Immerman, Richard H. The CIA in Guatemala: The Foreign Policy of Intervention. Austin: University of Texas Press, 1982. 291 pages.

If forced to distinguish between the journalist and the academic, one definition might be that academics are almost always found working on topics after it's too late to do anything about it. To be sure, it's easier: sources are more widely available, the target has stopped moving, and passions have cooled. In this book, Richard Immerman, assistant professor of history at the University of Hawaii at Manoa, weighs in on U.S. intervention in Guatemala in 1954. In the 1980s an increasing number of university presses published historical studies of U.S. covert activities. Yesterday's denial becomes today's footnote demolishing the denial, but where were the professors when we needed them?
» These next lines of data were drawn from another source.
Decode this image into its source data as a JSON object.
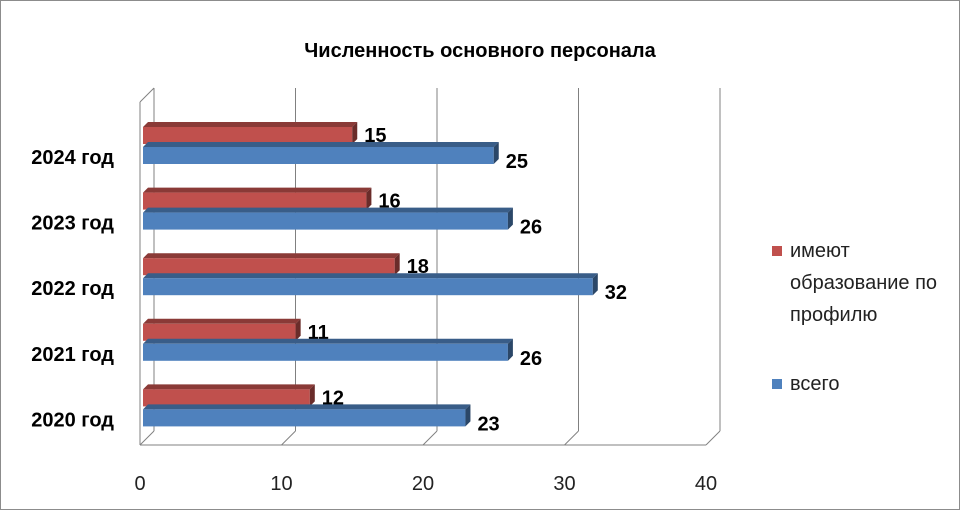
{
  "chart_data": {
    "type": "bar",
    "orientation": "horizontal",
    "title": "Численность основного персонала",
    "categories": [
      "2024 год",
      "2023 год",
      "2022 год",
      "2021 год",
      "2020 год"
    ],
    "series": [
      {
        "name": " имеют образование по профилю",
        "color": "#c0504d",
        "values": [
          15,
          16,
          18,
          11,
          12
        ]
      },
      {
        "name": "всего",
        "color": "#4f81bd",
        "values": [
          25,
          26,
          32,
          26,
          23
        ]
      }
    ],
    "xlim": [
      0,
      40
    ],
    "x_ticks": [
      "0",
      "10",
      "20",
      "30",
      "40"
    ],
    "grid": true,
    "legend_position": "right"
  },
  "legend": {
    "profile_label": " имеют\nобразование по\nпрофилю",
    "total_label": "всего"
  }
}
Better late than never, one assumes. Drawing on his Boston College Ph.D. dissertation (1978), Immerman ends up with 75 pages of endnotes and bibliography. The 200 pages of narrative present a well-crafted balance between Guatemalan history and its economy, the cold war milieu in Washington, the CIA at work, U.S. propaganda efforts and diplomatic maneuvering in the U.N. and elsewhere, the coup itself, and finally the cover-up. It was all so tidy that the CIA couldn't resist trying the same thing in Cuba seven years later.